Probate is a court’s legal confirmation that a will is valid. It allows the executor to distribute the deceased person’s assets.
Parliament passed the Repealing and Amending Act, 2025, which deletes Section 213, ending the requirement of mandatory probate for wills in Mumbai, Chennai, and Kolkata.
The government argued that the rule was a colonial-era provision, discriminatory, and causing unequal treatment between communities and regions.
What does this mean for heirs now?
Heirs of Mumbai, Chennai and Kolkata can claim property without probate like in other parts of the country. Banks, registrars and authorities may accept the will directly.
The process becomes faster, cheaper and less court-driven.

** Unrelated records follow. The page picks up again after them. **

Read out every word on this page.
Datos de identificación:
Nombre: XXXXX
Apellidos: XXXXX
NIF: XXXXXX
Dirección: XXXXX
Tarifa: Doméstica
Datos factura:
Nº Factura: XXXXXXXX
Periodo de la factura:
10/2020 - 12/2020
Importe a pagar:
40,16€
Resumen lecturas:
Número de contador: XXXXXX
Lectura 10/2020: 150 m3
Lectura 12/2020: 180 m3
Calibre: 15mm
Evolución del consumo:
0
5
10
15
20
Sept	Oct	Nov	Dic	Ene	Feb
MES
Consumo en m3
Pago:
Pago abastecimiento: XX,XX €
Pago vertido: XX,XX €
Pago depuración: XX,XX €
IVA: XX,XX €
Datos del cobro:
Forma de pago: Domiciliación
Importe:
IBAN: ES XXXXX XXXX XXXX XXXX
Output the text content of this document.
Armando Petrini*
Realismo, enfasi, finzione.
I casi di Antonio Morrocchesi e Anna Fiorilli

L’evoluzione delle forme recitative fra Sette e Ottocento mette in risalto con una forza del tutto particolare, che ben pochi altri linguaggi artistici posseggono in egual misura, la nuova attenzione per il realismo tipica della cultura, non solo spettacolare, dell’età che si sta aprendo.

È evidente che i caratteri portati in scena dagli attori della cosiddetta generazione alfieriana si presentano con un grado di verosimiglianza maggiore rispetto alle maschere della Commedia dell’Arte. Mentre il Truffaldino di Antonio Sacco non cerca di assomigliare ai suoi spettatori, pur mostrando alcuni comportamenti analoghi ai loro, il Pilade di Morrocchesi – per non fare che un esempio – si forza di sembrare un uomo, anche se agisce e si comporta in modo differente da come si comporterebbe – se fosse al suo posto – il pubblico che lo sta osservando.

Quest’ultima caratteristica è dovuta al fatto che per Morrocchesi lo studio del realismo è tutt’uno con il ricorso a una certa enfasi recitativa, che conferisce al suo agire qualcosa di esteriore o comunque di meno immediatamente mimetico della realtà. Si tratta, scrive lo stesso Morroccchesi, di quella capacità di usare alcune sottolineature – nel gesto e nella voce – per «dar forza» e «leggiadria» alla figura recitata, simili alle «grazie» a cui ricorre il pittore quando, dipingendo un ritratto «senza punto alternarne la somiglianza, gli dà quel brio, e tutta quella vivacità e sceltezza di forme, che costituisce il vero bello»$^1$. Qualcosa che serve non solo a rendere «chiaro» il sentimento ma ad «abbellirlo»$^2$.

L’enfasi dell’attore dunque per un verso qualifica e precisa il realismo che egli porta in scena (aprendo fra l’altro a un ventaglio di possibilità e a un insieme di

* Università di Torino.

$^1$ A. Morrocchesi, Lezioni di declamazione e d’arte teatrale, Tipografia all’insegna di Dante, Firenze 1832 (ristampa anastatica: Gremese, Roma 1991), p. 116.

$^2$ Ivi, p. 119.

However, probate is still required in case there is a dispute over the will. The matter then can be proceeded with in the court for resolution.
Why was mandatory probate only for Mumbai, Chennai & Kolkata?
The mandatory probate was applicable only for these three cities, which reflects a remnant of the colonial era. The British created special succession rules only for these cities.
During British rule, Mumbai (Bombay), Chennai (Madras) and Kolkata (Calcutta) had Presidency High Courts.
Muslims and Christians were already exempt from mandatory probate even in these cities. This Section only applied over Hindus, Buddhists, Sikhs, Jains and Parsis.